Until such time that we can generate meaningful revenue from our recurring revenue biotherapeutic delivering partnering business model and/or sales of approved therapies and products, if ever, we expect to finance our operating activities through public or private equity or debt financings, government or other third-party funding, marketing and distribution arrangements, and other collaborations, strategic alliances and licensing arrangements or a combination of these approaches. To the extent that we are able to raise additional capital through the sale of equity or convertible debt securities, the ownership interests of our existing common stockholders may be highly diluted, and the terms of these securities may include liquidation or other preferences that adversely affect the rights of our existing common stockholders. Debt financing, if available, may involve agreements that include conversion discounts or covenants limiting or restricting our ability to take specific actions, such as incurring debt, making capital expenditures or declaring dividends. If we raise additional funds through government or other third-party funding, marketing and distribution arrangements or other collaborations, or strategic alliances or licensing arrangements with third parties, we may have to relinquish valuable rights to our technologies, future revenue streams, research programs, products, or therapeutic candidates or to grant licenses on terms that may not be favorable to us.

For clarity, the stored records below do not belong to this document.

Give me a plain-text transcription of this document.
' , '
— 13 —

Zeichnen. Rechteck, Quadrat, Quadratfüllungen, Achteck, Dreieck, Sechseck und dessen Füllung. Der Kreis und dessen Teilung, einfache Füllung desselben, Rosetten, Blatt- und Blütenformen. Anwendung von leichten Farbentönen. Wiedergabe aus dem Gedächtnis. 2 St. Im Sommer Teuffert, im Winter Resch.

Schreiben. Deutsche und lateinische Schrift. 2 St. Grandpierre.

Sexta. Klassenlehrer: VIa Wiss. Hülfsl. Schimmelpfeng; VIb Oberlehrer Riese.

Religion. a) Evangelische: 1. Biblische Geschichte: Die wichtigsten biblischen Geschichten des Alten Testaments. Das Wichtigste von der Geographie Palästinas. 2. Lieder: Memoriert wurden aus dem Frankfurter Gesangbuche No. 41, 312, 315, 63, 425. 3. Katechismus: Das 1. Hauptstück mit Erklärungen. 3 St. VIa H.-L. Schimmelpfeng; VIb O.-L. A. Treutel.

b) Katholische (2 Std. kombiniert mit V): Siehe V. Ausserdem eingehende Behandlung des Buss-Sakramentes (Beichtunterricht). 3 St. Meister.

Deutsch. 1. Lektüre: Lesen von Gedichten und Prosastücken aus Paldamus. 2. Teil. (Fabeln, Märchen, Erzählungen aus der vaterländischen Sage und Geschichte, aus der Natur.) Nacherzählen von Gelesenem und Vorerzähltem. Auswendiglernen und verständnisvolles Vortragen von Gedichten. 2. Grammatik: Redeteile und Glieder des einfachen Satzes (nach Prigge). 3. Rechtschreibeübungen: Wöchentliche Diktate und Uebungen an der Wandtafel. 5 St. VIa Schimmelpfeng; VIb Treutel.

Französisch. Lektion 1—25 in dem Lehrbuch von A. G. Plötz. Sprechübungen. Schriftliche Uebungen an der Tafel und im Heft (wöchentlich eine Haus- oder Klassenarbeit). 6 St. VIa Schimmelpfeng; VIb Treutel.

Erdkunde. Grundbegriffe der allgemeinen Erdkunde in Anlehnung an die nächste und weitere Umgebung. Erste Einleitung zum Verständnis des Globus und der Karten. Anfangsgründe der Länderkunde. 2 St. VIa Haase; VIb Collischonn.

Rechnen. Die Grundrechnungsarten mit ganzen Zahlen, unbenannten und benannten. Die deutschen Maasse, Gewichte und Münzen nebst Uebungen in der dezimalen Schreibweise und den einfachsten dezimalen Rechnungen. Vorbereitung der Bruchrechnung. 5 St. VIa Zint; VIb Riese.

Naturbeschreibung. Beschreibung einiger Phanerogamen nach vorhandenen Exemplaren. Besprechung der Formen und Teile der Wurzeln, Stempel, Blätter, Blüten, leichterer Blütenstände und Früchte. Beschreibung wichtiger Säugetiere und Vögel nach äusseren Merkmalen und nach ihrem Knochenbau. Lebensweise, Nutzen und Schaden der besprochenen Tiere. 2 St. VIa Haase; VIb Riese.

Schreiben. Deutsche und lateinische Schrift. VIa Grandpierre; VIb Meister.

We have prepared our condensed consolidated financial statements as of June 30, 2025 on the basis that we will continue as a going concern, which contemplates the realization of assets and satisfaction of liabilities in the ordinary course of business. Due to the factors described above, there is substantial doubt about our ability to continue as a going concern within one year after the date these financial statements are issued. Our ability to continue as a going concern will depend, in a large part, on our ability to raise additional capital. If adequate funds are not available, we may be required to further reduce operating expenses, delay or reduce the scope of our product development programs, obtain funds through arrangements with others that may require us to relinquish rights to certain of our technologies or products that we would otherwise seek to develop or commercialize ourselves, or cease operations. While we believe in the viability of our strategy to raise additional funds, there can be no assurances that we will be able to obtain additional capital on acceptable terms and in the amounts necessary to fully fund our operating needs.

The condensed consolidated financial statements do not include any adjustments that might result from the outcome of this uncertainty. If we are unable to continue as a going concern, we may be forced to liquidate assets. In such a scenario, the values received for assets in liquidation or dissolution could be significantly lower than the values reflected in our condensed consolidated financial statements.

Off-Balance Sheet Arrangements

During the periods presented, we did not have, nor do we currently have, any off-balance sheet arrangements as defined under the rules of the Securities and Exchange Commission.

Recent Accounting Pronouncements

See Note 2 of our notes to the condensed consolidated financial statements included elsewhere in this Quarterly Report on Form 10-Q for information regarding recent accounting pronouncements that are of significance or potential significance to us.